My Altair crys
The Altair in by basement is weeping.
Ed Roberts, the pioneering computer engineer and early mentor to Bill Gates and Paul Allen, died Thursday at age 68. Roberts will perhaps be best remembered for the Altair 8800, developed and marketed in both kit and assembled forms by his company, Micro Instrumentation and Telemetry Systems, better known by its acronym, MITS. …
The Altair in by basement is weeping.
To Ed Roberts,
For those about to code,
We salute you.
Rest in peace,
The Modern Personal Computer Industry.
He's known as Bill because that's less cumbersome than "William Henry Gates the third" and is better than "Trey", which is what he was called as a child. His full name has been common knowledge among long-term tech people for a long time. It's you newbies who are unaware.
I have a S-100 bus system (not a Altair or Imsai, unfortunantly; they're worth thousands these days) in the closet to my left, along with a Z-80 system, a couple of 6502-based computers in the back room, and bigger iron in the garage (Digital VAX-6200s).
I have still not seen anywhere a serious look at how William Gates II and the family law firm benefited the young Bill 3rd in every legal issue from ownership of proprietary code on the MITS Altair on through to IBM and the MS-DOS license. Is there a book I've missed covering this?
RIP, Godspeed. Here's a beer, mate!
Indeed, I've often wondered how one could write a Basic inperpreter for MITS then weeks later the same code appears shrinkwrapped as the first MS product. Whose IP was it ? Is the whole MS edifice based on software theft ?? Oh the irony ...
Why wasn't MS Basic simply hacked over a Weekend From Dartmouth Basic.?
I wrote my first program on one.
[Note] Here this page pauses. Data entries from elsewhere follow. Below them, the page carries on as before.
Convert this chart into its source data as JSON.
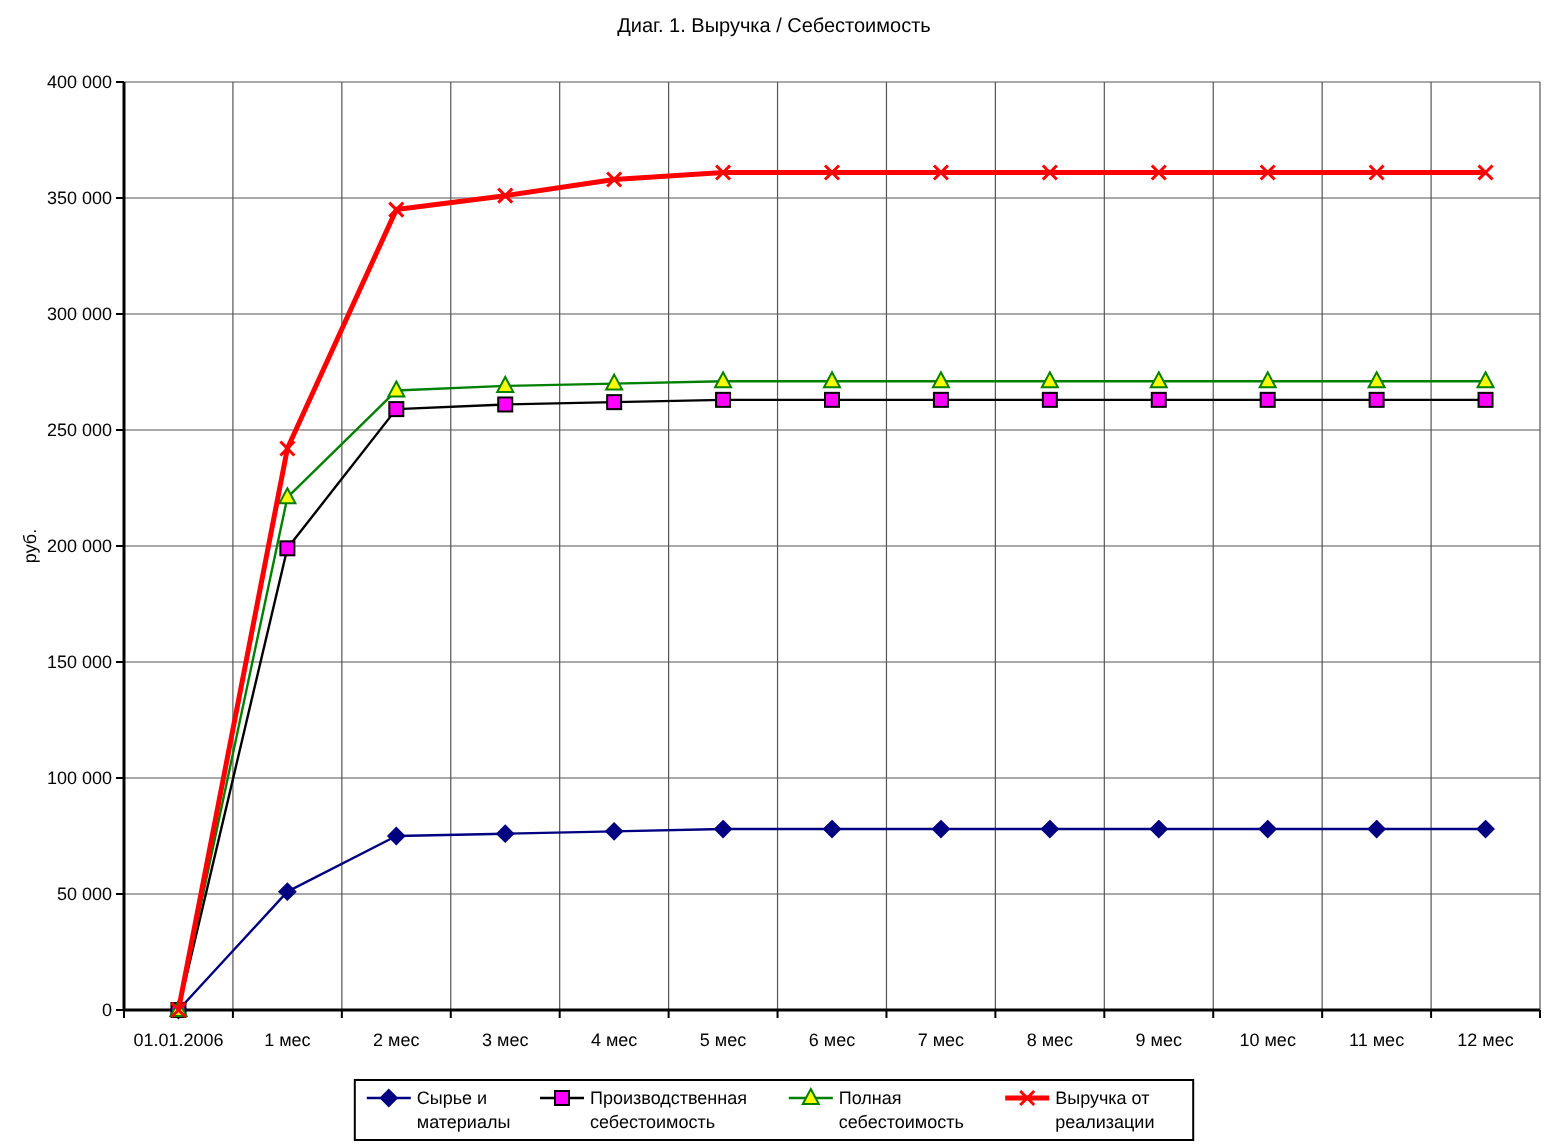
{
  "chart_data": {
    "type": "line",
    "title": "Диаг. 1. Выручка / Себестоимость",
    "ylabel": "руб.",
    "categories": [
      "01.01.2006",
      "1 мес",
      "2 мес",
      "3 мес",
      "4 мес",
      "5 мес",
      "6 мес",
      "7 мес",
      "8 мес",
      "9 мес",
      "10 мес",
      "11 мес",
      "12 мес"
    ],
    "series": [
      {
        "name": "Сырье и материалы",
        "color": "#000080",
        "marker": "diamond",
        "values": [
          0,
          51000,
          75000,
          76000,
          77000,
          78000,
          78000,
          78000,
          78000,
          78000,
          78000,
          78000,
          78000
        ]
      },
      {
        "name": "Производственная себестоимость",
        "color": "#000000",
        "marker": "square",
        "values": [
          0,
          199000,
          259000,
          261000,
          262000,
          263000,
          263000,
          263000,
          263000,
          263000,
          263000,
          263000,
          263000
        ]
      },
      {
        "name": "Полная себестоимость",
        "color": "#008000",
        "marker": "triangle",
        "values": [
          0,
          221000,
          267000,
          269000,
          270000,
          271000,
          271000,
          271000,
          271000,
          271000,
          271000,
          271000,
          271000
        ]
      },
      {
        "name": "Выручка от реализации",
        "color": "#ff0000",
        "marker": "cross",
        "values": [
          0,
          242000,
          345000,
          351000,
          358000,
          361000,
          361000,
          361000,
          361000,
          361000,
          361000,
          361000,
          361000
        ]
      }
    ],
    "ylim": [
      0,
      400000
    ],
    "yticks": [
      {
        "value": 0,
        "label": "0"
      },
      {
        "value": 50000,
        "label": "50 000"
      },
      {
        "value": 100000,
        "label": "100 000"
      },
      {
        "value": 150000,
        "label": "150 000"
      },
      {
        "value": 200000,
        "label": "200 000"
      },
      {
        "value": 250000,
        "label": "250 000"
      },
      {
        "value": 300000,
        "label": "300 000"
      },
      {
        "value": 350000,
        "label": "350 000"
      },
      {
        "value": 400000,
        "label": "400 000"
      }
    ],
    "grid": true,
    "legend": "bottom"
  }
}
I still have the Popular Electronics magazine that the article about the computer along with all you needed to know to build your own. I also remember another article about the fact that the Smithsonian has a reward for the machine displayed in the article, the first one, because it was lost in the return shipment from the Popular Electronics photo shoot.
So things getting lost in shipment happen in the USA too? You folks should checkout the UK's Royal Mail.
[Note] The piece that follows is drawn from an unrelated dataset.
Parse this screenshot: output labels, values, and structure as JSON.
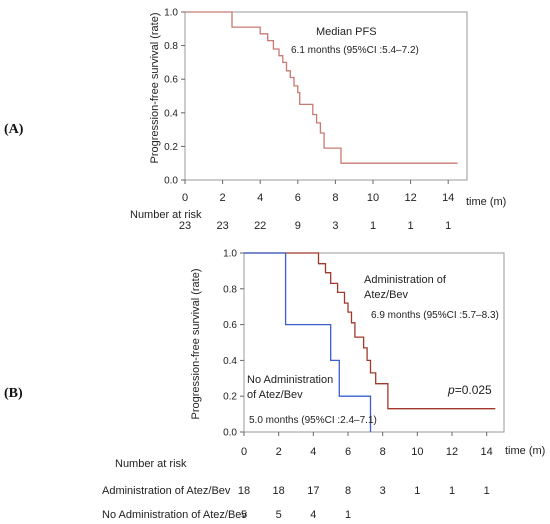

You address something with the full and correct postal address and yet somehow it still goes missing. Trust the Royal Mail? Full of thieves in my opinion.
In 1974 I opened a law office and used a programmable calculator to do the accounting, word processing, tax analysis and just about anything else needed. All of the software had been written in the years before on the same machine. It offered a letter quality printer and a 250 lpm thermal printer. Yep, the wrote all of the code.
Back in those days shrink wrap was not a word nor a concept. Everything was custom written. And the word processor had a spell checker and global search and replace.
The HP machine came out in 1972 and by 1973 or so sported a hard disc drive as well. That machine (9830A, see HPMuseum.org for photos and details) came out far ahead of the toy microprocessors mention in this article. And it was from HP which meant full in office support was also available.
By the time the MITS came out, the HP machine was being coded to run the experiments on the first Mars landers. The HP unit was actually bought off the shelf after the craft took off for Mars but was programmed to replace a switch panel before it had arrived. Top quality hardware not the toys of the day like the MITS units.
No offense to MITS but for office use and employee training etc., you need a quality machine from a real technology company such as HP and in office support from the vendor. HP provided that. Check out the HP machine at http://www.hpmuseum.org/hp9830.htm. I bought my unit in 1972.
Wang was the other technology company that produced quality programmable machines quite suitable for the office in 1972.
The MITS might have been a microprocessor unit but was hardly usable in any business environment. The HP unit certainly was.
Oh come on the only reason HP hasn't gone the way of its close cousin DEC is because it is the worlds highest tech ink dealer. I am not saying HP hasn't been revolutionary at times I am just saying you could give props to other equally if not more important business focused companies at the time such as DEC and IBM as well.
The MITS and other systems of its time came out primarily as HOBBIEST computers... a computer the average Joe who was interested in such things could actually afford and be able to tinker around with it. No offense to your "real" HP computer, but many people started out in computing with these so called "toys". I got my start years later on an Atari 8-bit computer, which you would still probably consider a toy, but it lead me to learning a number of programming languages, going to college to try for an engineering degree and ultimately endning up with a career in the IT sector. So who cares if the MITS wasn't "usable" in a business environment? That's not what it was developed for...
"Roberts developed the first MITS products in the late 19602: telemetry transmitters and tracking lights for model rockets."
Huh? Are we that far in the future yet? I could have sworn that it was just 19600 the other day... ;-)
I guess someone roughed out a timeline for this story in Excel.
Just as an addendum, Bill Gates came to visit Dr. Roberts just before he passed on. Also, the comments of the people of Cochran and from other places around the world on the guestbook are a wonderful tribute to this man.